Santé: Legault veut maintenir le front commun pour aller chercher plus de fonds

Patrice Bergeron, La Presse Canadienne
Santé: Legault veut maintenir le front commun pour aller chercher plus de fonds

QUÉBEC — Débouté dans ses demandes à Ottawa, accusé de mollesse par l’opposition, le premier ministre François Legault veut maintenir le front commun des provinces pour obtenir davantage de fonds fédéraux en santé.

Au lendemain d’une proposition de Justin Trudeau jugée «finale» mais insuffisante, le chef caquiste entend faire valoir sa position à la prochaine rencontre avec ses homologues des provinces prévue dans les jours qui viennent. 

Rappelons qu’Ottawa a mis sur la table mardi 46,2 milliards $ de fonds supplémentaires sur 10 ans dans le Transfert canadien en matière de santé (TCS), soit le sixième de ce que les provinces demandaient pour financer la hausse constante des besoins en soins de santé. 

Le Québec obtiendrait ainsi 1 milliard $ par an de plus du fédéral, plutôt que les 6 milliards $ supplémentaires attendus.

Les trois partis d’opposition à l’Assemblée nationale reprochent à M. Legault de s’être écrasé.  

«C’était une longue journée, je suis déçu», a lâché M. Legault en mêlée de presse en matinée.  

«Ça ne règle pas le problème structurel» du financement des soins de santé, a-t-il dit à la période de questions. 

Il a néanmoins tablé sur des gains, comme l’indexation du financement fédéral, pour qu’Ottawa finance ainsi de manière stable 24 % des dépenses en santé au Québec, plutôt que 22 %, une part qui était en décroissance constante depuis le milieu des années 90. 

Le ministre des Relations canadiennes, Jean-François Roberge, estimait mercredi que les négociations n’étaient pas terminées, tandis que M. Legault jugeait que l’offre de M. Trudeau était «finale» pourtant. 

«On a une réunion prévue dans les prochains jours avec (mes homologues des provinces), a affirmé le chef caquiste en Chambre. J’ai demandé qu’on continue le front commun pour demander plus.»

«Échouer en équipe, ça demeure un échec», a riposté le chef péquiste Paul St-Pierre Plamondon en Chambre.  

«Quels services seront coupés? Ou sinon prendra-t-on ces 5 milliards $ manquants que le premier ministre jugeait nécessaires pour la pérennité de notre système?»

En mêlée de presse, autant le ministre de la Santé, Christian Dubé, que le ministre des Finances, Eric Girard, ont assuré que le gouvernement pourra garantir des soins de qualité à tout le monde et mettre en oeuvre son plan de réforme en santé, même sans les fonds supplémentaires espérés du fédéral.
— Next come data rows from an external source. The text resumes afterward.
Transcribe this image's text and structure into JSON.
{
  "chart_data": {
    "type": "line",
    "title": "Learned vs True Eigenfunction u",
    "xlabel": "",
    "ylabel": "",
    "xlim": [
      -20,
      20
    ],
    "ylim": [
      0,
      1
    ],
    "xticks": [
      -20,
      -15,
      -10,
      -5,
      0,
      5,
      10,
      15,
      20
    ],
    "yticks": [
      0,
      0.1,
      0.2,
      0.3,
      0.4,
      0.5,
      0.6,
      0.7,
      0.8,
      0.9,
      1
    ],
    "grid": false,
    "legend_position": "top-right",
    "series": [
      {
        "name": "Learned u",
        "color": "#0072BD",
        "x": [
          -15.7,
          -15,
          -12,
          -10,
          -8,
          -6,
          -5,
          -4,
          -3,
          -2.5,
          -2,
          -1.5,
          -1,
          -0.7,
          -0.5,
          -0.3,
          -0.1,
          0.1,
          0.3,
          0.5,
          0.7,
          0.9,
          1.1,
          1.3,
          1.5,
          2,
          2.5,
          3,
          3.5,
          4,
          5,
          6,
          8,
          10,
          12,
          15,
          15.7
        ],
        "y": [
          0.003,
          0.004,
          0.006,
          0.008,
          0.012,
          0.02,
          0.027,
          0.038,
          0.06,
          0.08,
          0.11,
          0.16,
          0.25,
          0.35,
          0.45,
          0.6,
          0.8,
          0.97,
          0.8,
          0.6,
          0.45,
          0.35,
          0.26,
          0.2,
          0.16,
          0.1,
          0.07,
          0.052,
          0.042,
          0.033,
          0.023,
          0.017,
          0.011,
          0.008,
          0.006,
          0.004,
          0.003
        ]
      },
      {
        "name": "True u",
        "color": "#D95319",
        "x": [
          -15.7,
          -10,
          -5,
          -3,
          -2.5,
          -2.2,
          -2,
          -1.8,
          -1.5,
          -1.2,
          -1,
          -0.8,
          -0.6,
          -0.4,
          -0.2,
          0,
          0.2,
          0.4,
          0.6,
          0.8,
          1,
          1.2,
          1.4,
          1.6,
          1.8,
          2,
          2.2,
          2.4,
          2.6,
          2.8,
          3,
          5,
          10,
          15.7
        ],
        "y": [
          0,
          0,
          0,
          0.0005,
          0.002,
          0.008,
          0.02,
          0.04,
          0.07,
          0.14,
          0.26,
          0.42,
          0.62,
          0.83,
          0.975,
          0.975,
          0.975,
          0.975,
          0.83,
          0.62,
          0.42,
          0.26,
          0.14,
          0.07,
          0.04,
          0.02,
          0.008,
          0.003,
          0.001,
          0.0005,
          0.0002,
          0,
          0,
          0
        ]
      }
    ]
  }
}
M. Dubé «doit capoter un peu» devant cette offre «non seulement insuffisante, mais ridicule», avait pourtant présumé le député de Rosemont, Vincent Marissal, de Québec solidaire, au côté de son chef parlementaire, Gabriel Nadeau-Dubois. 

«Le premier ministre avait une « job »: aller chercher notre argent à Ottawa pour permettre d’améliorer notre système de santé, hier, il est revenu bredouille», a déploré M. Nadeau-Dubois, en jugeant que M. Legault «s’écrase», selon ses mots. 

«Dans mon livre à moi, c’est un échec. (…) Qu’est-ce qu’il va faire pour le système de santé, au Québec, s’il n’est pas capable de se tenir debout?»

«J’aimerais voir le premier ministre fâché, a lancé le chef de l’Opposition, Marc Tanguay. Ressaisissez-vous! Allez chercher notre butin! (…)  Il doit penser aux patients sur les listes d’attente.»

Le député péquiste Pascal Bérubé, qui connaît M. Legault depuis longtemps, a dit sentir de la résignation chez lui.